More than 240 La Trobe University students will travel to nine Asian countries for up to three months on placements, exchanges and study-tours under the Australian Government’s New Colombo Plan.
In Malaysia, there will be government and industry internships in Kuala Lumpur and teaching-practice opportunities as far afield as Kuching and Sabah for up to 10 weeks.
Twenty-four physiotherapy and occupational therapy students will work with orphans, impoverished and disabled children in the De Nang region of Vietnam for up to four weeks.
In the Philippines, students will look at women’s reproductive health rights, indigenous refugee settlements, socio-economic development and governance, while there will be clinical placements in Cambodia, India, Indonesia and Nepal.
Thirty-two La Trobe University students will be offered semester exchanges to study at universities in Beijing, Hong Kong and Shanghai in China, in New Delhi, Noida and Sonipat in India, and in Beppu, Fukuoka, Kumamoto and Saga in Japan.
Foreign Minister Julie Bishop said: “Through the New Colombo Plan, a new generation of Australians are gaining in-depth knowledge of our region and forging professional and personal networks that will drive our prosperity for decades to come.
“Private sector support has been instrumental in the success of the New Colombo Plan. In 2018, nearly one in three projects will include in-kind or financial support from the private sector.”
Eden Mezzatesta and Emma Colvin are two nursing and midwifery students who have recently returned from Nepal.
Eden said she would advise students try their best to get a scholarship. “My experience taught me a lot about how people have to adapt to what they have access to and make it work for them, which I saw occur many times,” she said.
“Nepal has a lot of poverty and for those who visit for the nursing and midwifery program, they need to be aware that they will probably see things that they’re not used to.”

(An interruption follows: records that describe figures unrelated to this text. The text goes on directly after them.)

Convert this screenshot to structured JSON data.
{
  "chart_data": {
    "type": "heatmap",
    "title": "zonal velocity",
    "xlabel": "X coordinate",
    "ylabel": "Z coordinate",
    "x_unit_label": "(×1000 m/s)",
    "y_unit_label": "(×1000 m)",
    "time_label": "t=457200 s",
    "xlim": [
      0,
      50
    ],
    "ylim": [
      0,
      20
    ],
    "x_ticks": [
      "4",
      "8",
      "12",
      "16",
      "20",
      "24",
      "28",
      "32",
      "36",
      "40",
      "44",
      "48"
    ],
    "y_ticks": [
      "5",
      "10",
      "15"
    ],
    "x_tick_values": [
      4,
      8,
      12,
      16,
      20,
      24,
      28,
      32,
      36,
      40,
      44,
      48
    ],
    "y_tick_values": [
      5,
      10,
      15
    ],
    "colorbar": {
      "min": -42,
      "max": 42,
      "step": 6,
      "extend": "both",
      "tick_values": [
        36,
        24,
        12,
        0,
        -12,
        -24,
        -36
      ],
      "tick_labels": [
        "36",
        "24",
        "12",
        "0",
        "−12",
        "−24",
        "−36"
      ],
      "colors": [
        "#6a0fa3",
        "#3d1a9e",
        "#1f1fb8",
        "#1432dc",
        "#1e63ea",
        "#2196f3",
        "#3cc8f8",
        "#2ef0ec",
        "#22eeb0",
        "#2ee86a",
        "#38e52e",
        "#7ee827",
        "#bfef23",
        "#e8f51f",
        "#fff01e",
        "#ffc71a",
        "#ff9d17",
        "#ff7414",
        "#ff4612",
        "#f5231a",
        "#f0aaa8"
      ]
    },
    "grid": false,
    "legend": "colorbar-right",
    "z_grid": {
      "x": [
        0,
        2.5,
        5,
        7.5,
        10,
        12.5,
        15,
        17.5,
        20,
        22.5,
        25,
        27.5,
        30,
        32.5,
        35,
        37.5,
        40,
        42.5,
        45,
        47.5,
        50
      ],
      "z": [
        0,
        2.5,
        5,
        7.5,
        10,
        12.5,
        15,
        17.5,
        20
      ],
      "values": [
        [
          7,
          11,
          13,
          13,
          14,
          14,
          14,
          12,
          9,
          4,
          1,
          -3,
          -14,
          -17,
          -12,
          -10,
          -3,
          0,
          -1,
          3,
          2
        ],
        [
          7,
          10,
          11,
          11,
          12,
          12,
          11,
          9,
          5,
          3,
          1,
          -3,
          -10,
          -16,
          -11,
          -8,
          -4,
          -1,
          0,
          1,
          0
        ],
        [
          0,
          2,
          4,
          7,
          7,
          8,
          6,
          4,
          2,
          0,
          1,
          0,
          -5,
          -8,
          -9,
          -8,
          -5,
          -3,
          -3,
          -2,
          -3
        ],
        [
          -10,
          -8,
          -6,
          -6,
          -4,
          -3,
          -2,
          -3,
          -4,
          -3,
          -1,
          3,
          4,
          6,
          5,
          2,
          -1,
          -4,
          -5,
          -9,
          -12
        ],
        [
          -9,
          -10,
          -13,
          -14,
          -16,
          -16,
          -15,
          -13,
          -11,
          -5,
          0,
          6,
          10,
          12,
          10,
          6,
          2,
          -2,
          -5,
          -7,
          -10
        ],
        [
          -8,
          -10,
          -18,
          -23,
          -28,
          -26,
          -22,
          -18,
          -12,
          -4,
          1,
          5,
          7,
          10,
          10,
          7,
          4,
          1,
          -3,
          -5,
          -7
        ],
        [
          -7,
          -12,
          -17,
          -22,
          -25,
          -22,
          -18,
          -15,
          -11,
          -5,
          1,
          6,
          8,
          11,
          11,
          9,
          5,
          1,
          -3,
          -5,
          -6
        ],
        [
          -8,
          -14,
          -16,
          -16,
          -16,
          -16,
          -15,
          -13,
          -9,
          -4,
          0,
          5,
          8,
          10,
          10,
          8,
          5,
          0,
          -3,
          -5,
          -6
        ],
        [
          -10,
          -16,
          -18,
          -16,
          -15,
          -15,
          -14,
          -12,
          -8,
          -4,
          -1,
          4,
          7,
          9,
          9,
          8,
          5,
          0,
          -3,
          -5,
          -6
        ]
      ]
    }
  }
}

Emma said: “Travelling to a new country taught me about how I adapt to new situations with new climate, language, foods and culture. It was beautiful to see how the Nepalese people lived simple lives with few material things yet be so content with their lives.”
As for healthcare, Emma said: “They did not have access to the technology and equipment that we do, simple things like IV pumps and observation machines were practically non-existent. However they had principles of patient-centred care and a huge involvement with family.”